A busca de dados fundamentou-se nos seguintes descritores: “Sífilis  Gestacional”, “Treponema Pallidum”, “Enfermagem” e “Tratamento da Sífilis”. Como  critérios de inclusão utilizamos artigos publicados em português nos últimos 5 anos  (entre os anos de 2020 a 2025), cartilhas e materiais do Ministério da Saúde  disponíveis online e gratuitos que contemplem o tema, objetivos e problemática. Já os  critérios de exclusão versam sobre estudos sem acesso online, estudos ainda não  concluídos, monografias, dissertações e teses que divergiam quanto à temática do  presente estudo. 
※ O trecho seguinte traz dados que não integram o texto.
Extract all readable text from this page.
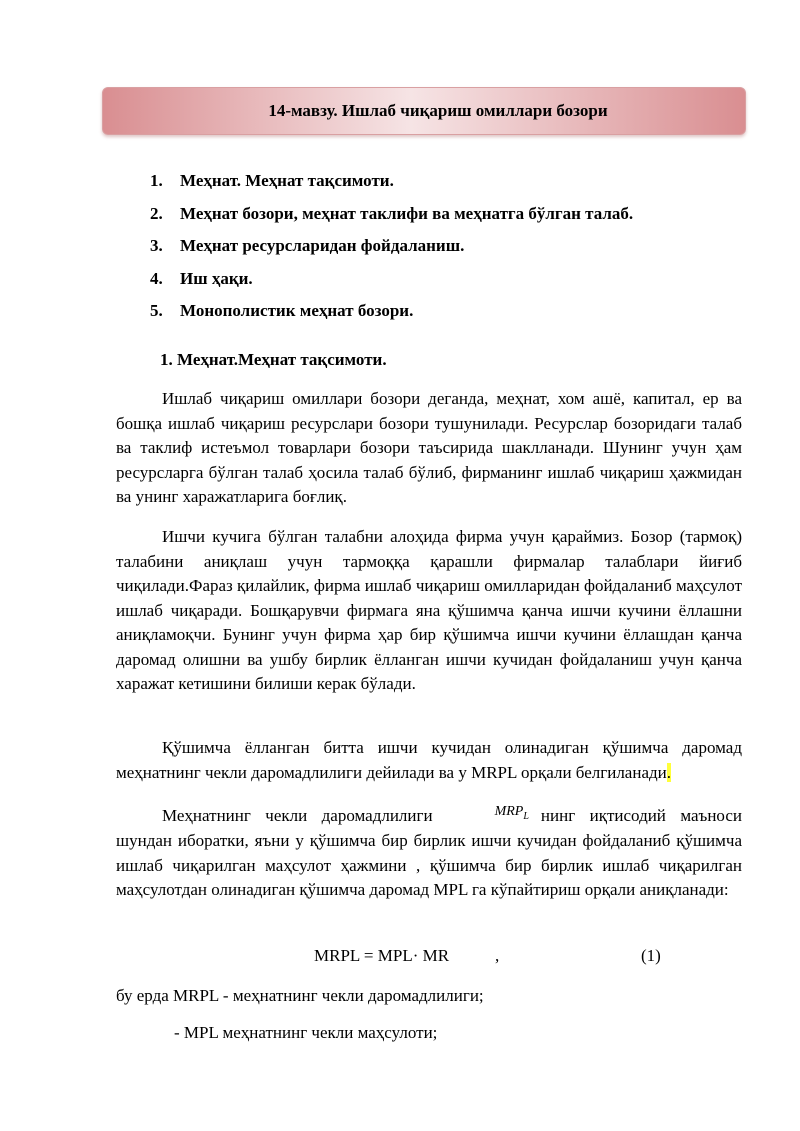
14-мавзу. Ишлаб чиқариш омиллари бозори
1. Меҳнат. Меҳнат тақсимоти.
2. Меҳнат бозори, меҳнат таклифи ва меҳнатга бўлган талаб.
3. Меҳнат ресурсларидан фойдаланиш.
4. Иш ҳақи.
5. Монополистик меҳнат бозори.
1. Меҳнат.Меҳнат тақсимоти.

Ишлаб чиқариш омиллари бозори деганда, меҳнат, хом ашё, капитал, ер ва бошқа ишлаб чиқариш ресурслари бозори тушунилади. Ресурслар бозоридаги талаб ва таклиф истеъмол товарлари бозори таъсирида шаклланади. Шунинг учун ҳам ресурсларга бўлган талаб ҳосила талаб бўлиб, фирманинг ишлаб чиқариш ҳажмидан ва унинг харажатларига боғлиқ.

Ишчи кучига бўлган талабни алоҳида фирма учун қараймиз. Бозор (тармоқ) талабини аниқлаш учун тармоққа қарашли фирмалар талаблари йиғиб чиқилади.Фараз қилайлик, фирма ишлаб чиқариш омилларидан фойдаланиб маҳсулот ишлаб чиқаради. Бошқарувчи фирмага яна қўшимча қанча ишчи кучини ёллашни аниқламоқчи. Бунинг учун фирма ҳар бир қўшимча ишчи кучини ёллашдан қанча даромад олишни ва ушбу бирлик ёлланган ишчи кучидан фойдаланиш учун қанча харажат кетишини билиши керак бўлади.

Қўшимча ёлланган битта ишчи кучидан олинадиган қўшимча даромад меҳнатнинг чекли даромадлилиги дейилади ва у MRPL орқали белгиланади.

Меҳнатнинг чекли даромадлилиги	$MRP_L$ нинг иқтисодий маъноси шундан иборатки, яъни у қўшимча бир бирлик ишчи кучидан фойдаланиб қўшимча ишлаб чиқарилган маҳсулот ҳажмини , қўшимча бир бирлик ишлаб чиқарилган маҳсулотдан олинадиган қўшимча даромад MPL га кўпайтириш орқали аниқланади:

MRPL = MPL· MR	,	(1)
бу ерда MRPL - меҳнатнинг чекли даромадлилиги;
- MPL меҳнатнинг чекли маҳсулоти;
A Prática Baseada em Evidências (PBE) propõe que os problemas de  pesquisa sejam organizados utilizando-se a estratégia PICO. Por esse motivo, para auxiliar nas construções da pesquisa, foi utilizado essa estratégia que pode auxiliar o  que de fato a pergunta de pesquisa deve especificar. Esse método é composto por  quatro componentes importantes para a busca bibliográfica: P (População ou  Problema de Saúde); I (Intervenção ou Exposição); C (Controle ou Comparador); O  (Desfecho/Outcomes). 

3.2 Análise de dados 

Para a elaboração desta revisão bibliográfica seis etapas foram percorridas,  sendo elas: 1ª etapa: seleção das hipóteses e a identificação do tema para a  elaboração; 2ª etapa: estabelecer os critérios de exclusão e inclusão dos artigos,  busca na literatura; 3ª etapa: 11 categorização e análise dos estudos; 4ª etapa:  avaliação dos estudos referentes à revisão integrativa; 5ª etapa: discussão e  apresentação dos resultados; 6ª etapa: apresentação da síntese do trabalho. Sendo  que os dados foram analisados utilizando-se de fichamentos de artigos científicos de  relevância relacionados ao tema. As análises dos dados extraídos dos artigos foram  realizadas de forma descritiva, possibilitando observar, contar, descrever e classificar  os dados, com o intuito de reunir o conhecimento produzido sobre o tema explorado  na revisão. 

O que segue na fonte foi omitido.